A few hours prior to Jesus’s arrest, Peter told Jesus he would “lay down his life for him.”
So what smell greets Peter as he emerges from the Galilean Sea soaking wet and eager to be reunited with rabbi?
The wafting scent of an anthrakia.
Because of the way our brain process information, our sense of smell is one of our most powerful memory triggers. How often does a hint of a particular perfume or the aroma of freshly cut grass suddenly whisk you away to a previous season of life?
Peter is greeted on the shores of Galilee with the scent of his most shameful memory.
How must he have felt in that moment? The rabbi he had followed for more than three years and the one whom he had denied ever knowing in his time of greatest need, stoking an anthrakia flame on a cold beach.
Does Jesus rebuke Peter? Scold him? Give him a lecture on faith and loyalty?
No. Jesus asks Peter a question.
“Peter,” he says, a warm smile playing across his lips. “Do you love me?”
“Yes, Lord,” Peter croaks out, tears glinting in the corners of his eyes. “You know all things. You know that I love you.”
And then they eat breakfast on the beach.
If we wish to become a hospitable people, we have to understand that we all come to the table broken.
Sometimes we are Mephibosheth – crippled, bitter, and forgotten.
Or we are Zacchaeus, the tax collector – despised, dishonest, and ostracized.
Or we are the unnamed prostitute – abused, objectified, and unwelcome.
Or we are Peter – vulnerable, frightened, and shameful.
We all come to the table broken.
But that is kind of the point.
And because of that, we all have a place at the Lord’s table.
Addendum: Where Do We Go From Here
This all sounds great, you might be thinking. But how do I put this into practice?
The good news is that hospitality doesn’t have to be complicated or stressful.
But like any lost art, hospitality has a bit of a learning curve.
So make it easy for yourself and start by inviting some of your friends over for dinner. Learn to cook a couple of dishes well and buy some bottles of wine (or sparkling grape juice, if you don’t wish to drink alcohol).
After you’ve grown comfortable with that, expand your reach. Invite over a co-worker or a neighbor. As you become accustomed to the rhythms of conversations and table fellowship, begin to challenge yourself. Host someone who is from a different religious background or grew up in a different country.
And if you’re worried about your living situation or life stage, don’t fret.
Whether you’re single, engaged, or married and no matter if you live in a studio apartment, duplex, or dorm room, God can still use you and your living space.
Don’t offer excuses. Explore possibilities.

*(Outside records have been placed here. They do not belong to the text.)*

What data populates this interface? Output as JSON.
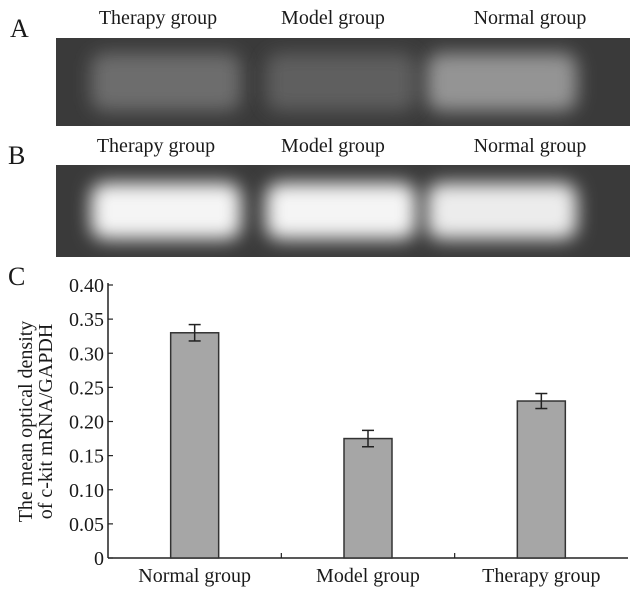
{
  "panels": {
    "a": {
      "letter": "A",
      "lanes": [
        "Therapy group",
        "Model group",
        "Normal group"
      ],
      "band_brightness": [
        0.25,
        0.18,
        0.45
      ]
    },
    "b": {
      "letter": "B",
      "lanes": [
        "Therapy group",
        "Model group",
        "Normal group"
      ],
      "band_brightness": [
        0.95,
        0.95,
        0.9
      ]
    },
    "c": {
      "letter": "C"
    }
  },
  "colors": {
    "bar": "#a6a6a6",
    "bar_stroke": "#333333",
    "gel_bg": "#3a3a3a"
  },
  "chart_data": {
    "type": "bar",
    "categories": [
      "Normal group",
      "Model group",
      "Therapy group"
    ],
    "values": [
      0.33,
      0.175,
      0.23
    ],
    "errors": [
      0.012,
      0.012,
      0.011
    ],
    "ylabel_line1": "The mean optical density",
    "ylabel_line2": "of c-kit mRNA/GAPDH",
    "xlabel": "",
    "ylim": [
      0,
      0.4
    ],
    "yticks": [
      "0",
      "0.05",
      "0.10",
      "0.15",
      "0.20",
      "0.25",
      "0.30",
      "0.35",
      "0.40"
    ],
    "grid": false
  }
}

I think a lot of Christians experience anxiety when the notion of hospitality gets brought up because they believe they have to give a full-on Gospel presentation when the conversation lags.
But the goal of hospitality isn’t conversion.

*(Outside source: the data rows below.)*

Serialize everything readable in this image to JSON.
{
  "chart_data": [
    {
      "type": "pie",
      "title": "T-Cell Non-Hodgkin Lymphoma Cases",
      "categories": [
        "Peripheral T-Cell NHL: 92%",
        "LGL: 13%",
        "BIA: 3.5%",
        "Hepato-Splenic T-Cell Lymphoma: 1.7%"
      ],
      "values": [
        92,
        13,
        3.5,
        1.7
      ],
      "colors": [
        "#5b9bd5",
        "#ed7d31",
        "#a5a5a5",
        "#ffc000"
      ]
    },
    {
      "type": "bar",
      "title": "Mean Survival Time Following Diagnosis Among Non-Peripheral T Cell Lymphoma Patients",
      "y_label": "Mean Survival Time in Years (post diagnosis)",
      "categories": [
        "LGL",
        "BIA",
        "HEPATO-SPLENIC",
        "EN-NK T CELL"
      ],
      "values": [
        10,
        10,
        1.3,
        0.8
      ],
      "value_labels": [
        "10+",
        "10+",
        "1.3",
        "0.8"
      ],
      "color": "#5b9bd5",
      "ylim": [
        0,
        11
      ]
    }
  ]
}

If an opportunity presents itself to talk about Jesus, then, by all means, take it. But don’t manufacture moments and treat people like notches in your spiritual belt.
Sometimes one of the most life-enriching gifts you can give someone is simply being present in the moment and listening to them speak.
Understand that the very act of breaking bread and sharing a meal is a profoundly spiritual act that has bound people together across generations, cultures, and religious beliefs.
Or, as John Piper puts it:
When we practice hospitality, we experience the thrill of feeling God’s power conquer our fears and our stinginess and all the psychological gravity of our self-centeredness. And there are few joys, if any, greater than the joy of experiencing the liberating power of God’s hospitality making us a new and radically different kind of people, who love to reflect the glory of his grace as we extend it to others in all kinds of hospitality.”